The statement also sought to encourage the strengthening of correspondent banking networks within BRICS and to enable settlements in local currencies, in line with the BRICS Cross-Border Payments Initiative (BCBPI), “which is voluntary and non-binding.” The alliance that initially included Brazil, Russia, India, China and South Africa when it was founded in 2009 has expanded to embrace Iran, Egypt, Ethiopia, the United Arab Emirates and Saudi Arabia. Turkey, Azerbaijan and Malaysia have formally applied to become members.

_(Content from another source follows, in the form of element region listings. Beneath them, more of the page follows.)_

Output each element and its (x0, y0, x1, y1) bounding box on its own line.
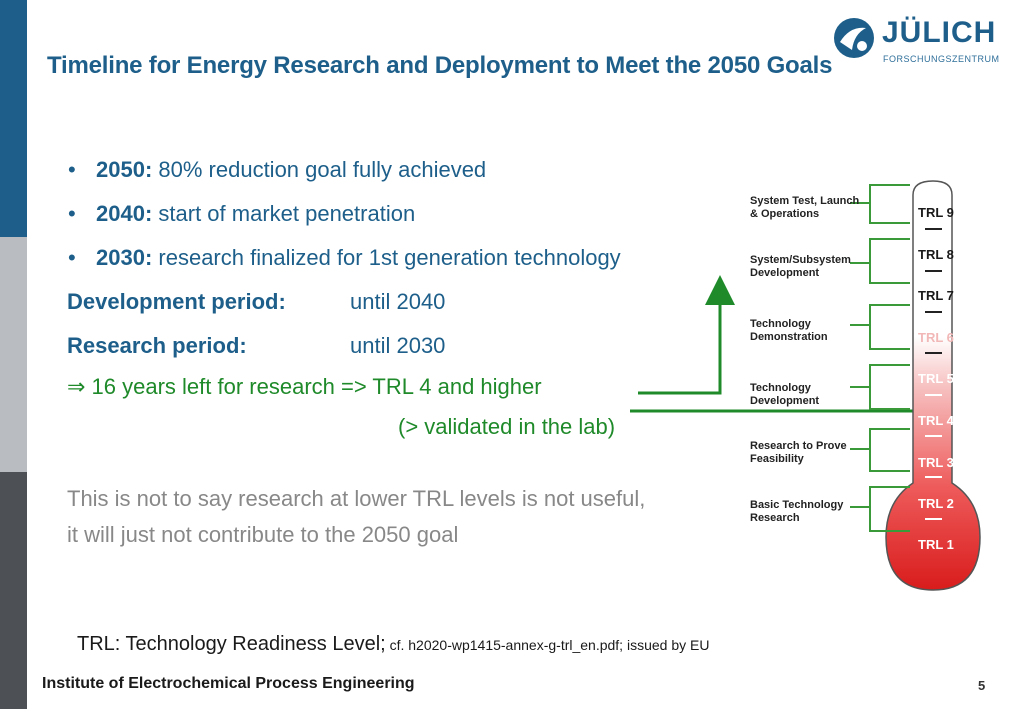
trl-level: TRL 9 (918, 205, 954, 220)
logo-subtitle: FORSCHUNGSZENTRUM (883, 54, 1000, 64)
development-period-value: until 2040 (350, 289, 446, 314)
bullet-year: 2030: (96, 245, 153, 270)
stage-label: Development (750, 267, 819, 279)
trl-level: TRL 6 (918, 330, 954, 345)
side-bar-dark (0, 472, 27, 709)
side-bar-blue (0, 0, 27, 237)
stage-label: Development (750, 395, 819, 407)
stage-label: System/Subsystem (750, 254, 851, 266)
trl-level: TRL 2 (918, 496, 954, 511)
trl-footnote: TRL: Technology Readiness Level; cf. h20… (77, 633, 709, 656)
research-period-label: Research period: (67, 333, 247, 358)
bullet-2040: • 2040: start of market penetration (68, 201, 415, 227)
bullet-text: start of market penetration (152, 201, 416, 226)
stage-label: Research (750, 512, 800, 524)
research-period-value: until 2030 (350, 333, 446, 358)
bullet-year: 2040: (96, 201, 153, 226)
bullet-year: 2050: (96, 157, 153, 182)
implication-text: 16 years left for research => TRL 4 and … (85, 374, 542, 399)
trl-thermometer-diagram: System Test, Launch & Operations System/… (750, 180, 981, 591)
stage-label: Technology (750, 318, 812, 330)
bullet-text: research finalized for 1st generation te… (152, 245, 621, 270)
institute-name: Institute of Electrochemical Process Eng… (42, 675, 415, 692)
disclaimer-line-1: This is not to say research at lower TRL… (67, 486, 646, 511)
bullet-dot: • (68, 245, 76, 270)
bullet-dot: • (68, 157, 76, 182)
implication-line: ⇒ 16 years left for research => TRL 4 an… (67, 374, 542, 400)
disclaimer-line-2: it will just not contribute to the 2050 … (67, 522, 459, 547)
trl-level: TRL 5 (918, 371, 954, 386)
stage-label: & Operations (750, 208, 819, 220)
julich-logo: JÜLICH FORSCHUNGSZENTRUM (832, 14, 999, 70)
trl-level: TRL 1 (918, 537, 954, 552)
stage-label: Research to Prove (750, 440, 847, 452)
trl-source: cf. h2020-wp1415-annex-g-trl_en.pdf; iss… (385, 637, 710, 653)
stage-label: System Test, Launch (750, 195, 859, 207)
page-title: Timeline for Energy Research and Deploym… (47, 52, 833, 79)
stage-label: Demonstration (750, 331, 828, 343)
arrow-up-line (638, 275, 735, 395)
stage-label: Basic Technology (750, 499, 844, 511)
trl-ticks (925, 228, 942, 520)
stage-label: Technology (750, 382, 812, 394)
trl-level: TRL 3 (918, 455, 954, 470)
implies-arrow: ⇒ (67, 374, 86, 399)
julich-logo-mark (834, 18, 874, 58)
bullet-2030: • 2030: research finalized for 1st genera… (68, 245, 621, 271)
trl-definition: TRL: Technology Readiness Level; (77, 633, 386, 655)
page-number: 5 (978, 678, 986, 693)
trl-level: TRL 7 (918, 288, 954, 303)
bullet-dot: • (68, 201, 76, 226)
stage-brackets (850, 184, 910, 532)
bullet-2050: • 2050: 80% reduction goal fully achieved (68, 157, 486, 183)
stage-label: Feasibility (750, 453, 805, 465)
side-bar-light (0, 237, 27, 472)
trl-level: TRL 4 (918, 413, 955, 428)
logo-name: JÜLICH (882, 16, 997, 49)
trl-level: TRL 8 (918, 247, 954, 262)
development-period-label: Development period: (67, 289, 286, 314)
implication-detail: (> validated in the lab) (398, 414, 616, 439)
bullet-text: 80% reduction goal fully achieved (152, 157, 487, 182)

Last year, India and the United Arab Emirates signed agreements on the use of local currencies for cross-border transactions. Indian and Russian central banks are also working to set up a mechanism to expand local currency trade.
A push for settlement in domestic currency also comes as Russia and China have actively reduced the use of dollars in bilateral trade after the US excluded Russia from the international payment system ‘SWIFT’ following the invasion of Ukraine.
Meanwhile, the IMF’s (International Monetary Fund) Currency Composition of Official Foreign Exchange Reserves (COFER) indicates a gradual decline in the dollar’s share of central bank and government foreign reserves. However, the reduced role of the US dollar over the past two decades has not been matched by corresponding increases in the shares of the other “big four” currencies — the euro, yen, and pound, according to the IMF.
The joint statement also expressed concern over the disruptive effect of unlawful unilateral coercive measures, including “illegal sanctions”, on the global economy, international trade, and the achievement of the sustainable development goals.